IOW, "git" will literally touch the minimum IO necessary, and absolutely
minimum cache-footprint.
The fact is, when tracking the 17,000 files in the kernel directory, most
of them are never actually changed. They literally are "free". They aren't
brought into the cache by "git" - not the file itself, not the backing
store. You set up the index file once, and you never ever touch them
again. You could put the sha1 files on a tape, for all git cares.
The one exception obviously being when you actually instantiate the git
archive for the first time (or when you throw it away). At that time you
do touch all of the data, but that should be the only time.
THAT is what git is good at. It optimized for the "not a lot of changes"
things, and pretty much all the operations are O(n) in the "size of
change", not in "size of repo".
That includes even things like "give me the diff between the top of tree
and the tree 10 days ago". If you know what your head was 10 days ago,
"git" will open exactly _four_ small files for this operation (the current
"top" commit, the commit file of ten days ago, and the two "tree" files
associated with those). It will then need to open the backing store files
for the files that are different between the two versions, but IT WILL
NEVER EVEN LOOK at the files that it immediately sees are the same.
And that's actually true whether we're talking about the top-of-tree or
not.

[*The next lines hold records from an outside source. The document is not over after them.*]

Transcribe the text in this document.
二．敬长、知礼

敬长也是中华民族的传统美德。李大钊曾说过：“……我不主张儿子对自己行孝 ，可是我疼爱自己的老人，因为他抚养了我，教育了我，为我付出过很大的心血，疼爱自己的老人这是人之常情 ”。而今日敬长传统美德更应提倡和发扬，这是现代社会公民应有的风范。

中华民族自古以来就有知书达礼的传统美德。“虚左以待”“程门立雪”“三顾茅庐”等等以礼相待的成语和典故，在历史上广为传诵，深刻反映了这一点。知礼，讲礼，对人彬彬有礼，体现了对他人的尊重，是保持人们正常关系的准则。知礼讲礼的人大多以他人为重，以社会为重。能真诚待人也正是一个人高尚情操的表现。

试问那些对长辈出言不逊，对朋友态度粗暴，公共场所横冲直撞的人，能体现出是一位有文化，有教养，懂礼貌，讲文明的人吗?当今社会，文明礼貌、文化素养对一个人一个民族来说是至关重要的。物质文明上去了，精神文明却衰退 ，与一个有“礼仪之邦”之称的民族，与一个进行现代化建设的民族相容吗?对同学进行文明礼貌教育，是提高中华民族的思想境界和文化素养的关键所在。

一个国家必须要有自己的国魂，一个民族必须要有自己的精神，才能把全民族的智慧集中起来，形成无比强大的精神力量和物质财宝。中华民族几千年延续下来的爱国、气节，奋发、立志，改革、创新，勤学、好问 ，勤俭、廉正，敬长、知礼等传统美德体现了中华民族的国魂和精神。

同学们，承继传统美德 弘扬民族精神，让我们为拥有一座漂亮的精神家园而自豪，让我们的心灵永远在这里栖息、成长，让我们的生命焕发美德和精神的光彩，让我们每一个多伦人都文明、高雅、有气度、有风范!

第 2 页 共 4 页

If I had the kernel history in git format (I don't - I estimate that
it would be about 1.5GB - 2GB in size, and would take me about ten days to
extract from BK ;), I could do a diff between _any_ tagged version (and I
mention "tagged" only as a way to look up the commit ID - it doesn't have
to be tagged if you know it some other way) in O(n) where 'n' is the
number of files that have changed between the revisions.
Number of changesets doesn't matter. Number of files doesn't matter. The
_only_ thing that matters is the size of the change.
Btw, I don't actually have a git command to do this yet. A bit of
scripting required to do it, but it's pretty trivial: you open the two
"commit" files that are the beginning/end of the thing, you look up what
the tree state was at each point, you open up the two tree files involved,
and you ignore all entries that match.
Since the tree files are already sorted, that "ignoring matches" is
basically free (technically that's O(n) in the number of files described,
but we're talking about something that even a slow machine can do so fast
you probably can't even time it with a stop-watch). You now have the
complete list of files that have been changed (removed, added or "exists
in both trees, but different contents"), and you can thus trivially create
the whole tree with opening up _only_ the indexes for those files.
Ergo: O(n) in size of change. Both in work and in disk/cache access (where
the latter is often the more important one). Absolutely _zero_ indirection
anywhere apart from the initial stage to go from "commit" to "tree", so
there's no seeking except to actually read the files once you know what
they are (and since you know them up-front and there are no dependencies
at that point, you could even tell the OS to prefetch them if you really
cared about getting minimal disk seeks).